Emre, bu öyle güzel ve sızlatan bir soru ki... Vaktimiz olsa üzerinde uzun uzun düşünmek isterdim. Çünkü öyle iç içe bir acıdır ki o... Bir kahramanın başına bir şey geldiği anları yazarken hep ağlarım. Demek ki yazar olarak benim canım çok yanıyor. Fakat ilerki sohbetlerde kahramanın adı geçtiğinde, "Onun için çok üzüldüm" gibi bir cümle kurabiliyorsam, kahramanımın da canı yanmış olmalı. Şimdi kendimi kötü hissettim biliyor musun... Keşke hayat kimsenin başına kötü bir şey gelmediği bir süreç olsa, kahramanlar da yazarlar da acı çekmeseler. Fakat hayatı yazıyorsak bu acıya baştan hazır olmak gerek.
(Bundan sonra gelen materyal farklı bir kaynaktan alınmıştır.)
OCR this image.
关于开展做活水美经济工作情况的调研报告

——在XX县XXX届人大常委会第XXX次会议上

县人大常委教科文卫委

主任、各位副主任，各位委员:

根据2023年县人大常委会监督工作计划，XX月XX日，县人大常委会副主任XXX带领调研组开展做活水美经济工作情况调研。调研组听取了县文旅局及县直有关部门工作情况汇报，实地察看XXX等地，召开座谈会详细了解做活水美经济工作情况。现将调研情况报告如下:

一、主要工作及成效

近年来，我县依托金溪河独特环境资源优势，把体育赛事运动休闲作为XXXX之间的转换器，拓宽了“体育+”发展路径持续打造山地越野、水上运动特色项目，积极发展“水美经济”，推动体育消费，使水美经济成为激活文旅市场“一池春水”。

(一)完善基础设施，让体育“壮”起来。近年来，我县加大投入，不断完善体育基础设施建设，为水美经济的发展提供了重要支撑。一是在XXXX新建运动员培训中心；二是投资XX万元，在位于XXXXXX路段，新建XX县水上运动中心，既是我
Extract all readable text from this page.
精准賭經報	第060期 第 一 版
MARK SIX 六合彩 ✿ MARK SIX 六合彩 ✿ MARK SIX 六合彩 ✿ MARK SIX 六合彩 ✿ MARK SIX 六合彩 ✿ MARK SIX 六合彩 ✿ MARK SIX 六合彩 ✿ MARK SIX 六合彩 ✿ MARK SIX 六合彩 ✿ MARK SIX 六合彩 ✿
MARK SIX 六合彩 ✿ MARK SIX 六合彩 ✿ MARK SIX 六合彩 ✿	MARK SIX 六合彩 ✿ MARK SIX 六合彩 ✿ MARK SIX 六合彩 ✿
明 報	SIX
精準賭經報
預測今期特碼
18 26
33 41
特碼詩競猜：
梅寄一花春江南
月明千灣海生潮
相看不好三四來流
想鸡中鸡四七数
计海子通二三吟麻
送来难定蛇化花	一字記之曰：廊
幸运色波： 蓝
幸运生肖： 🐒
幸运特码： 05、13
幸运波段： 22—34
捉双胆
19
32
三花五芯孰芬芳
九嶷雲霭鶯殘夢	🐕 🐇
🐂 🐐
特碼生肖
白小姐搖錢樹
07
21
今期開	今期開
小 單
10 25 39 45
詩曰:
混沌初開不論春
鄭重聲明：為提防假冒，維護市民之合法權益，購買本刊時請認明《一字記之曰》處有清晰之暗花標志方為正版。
Kusursuz Veda için "vicdan" ile ilgili bir roman diyorum ben, Kan Ağacı için sen ne dersin?

Kan Ağacı, günümüz insanının "Yalnızlık, Özgürlük ve Bekleyiş" üçgeni içinde kendini nereye koyduğunu sorgulayacağı bir roman. Hangisi? Yalnızlık özgürlük müdür gerçekten? Yoksa bekleyiş esaret midir? Belki de Kusursuz Veda için bir "vicdan" romanıdır diyebiliyorsak, Kan Ağacı için de bir "sabır " romanıdır diyebiliriz. Bu üçgen içerisinde nereye savrulursak savrulalım, sonu sabra dayanır çünkü. Çözüm, o sabırdadır; tabii ki gösterebilen için...


Okuyucuya yeni ve çok etkileyici olan "bekleyici" kelimesini hediye etmenin nedeni bu mu peki?

Hangi yaşta, hangi durumda, hangi konumda olursak olalım, aslında hepimiz birer bekleyiciyiz. Kitabımdaki karakterlerin her biri; ölü yada diri, bugüne yada geçmişe ait, yaşanmış yada henüz yaşanmamış, birini ya da birşeyleri beklediler. Beklerken, bekleme süresi kimimizin hayatında öyle geniş zamanlara yayılır ki, beklemeyi bir duygu yerine bir meslek gibi adlandırmak çok da yanlış gelmedi bana.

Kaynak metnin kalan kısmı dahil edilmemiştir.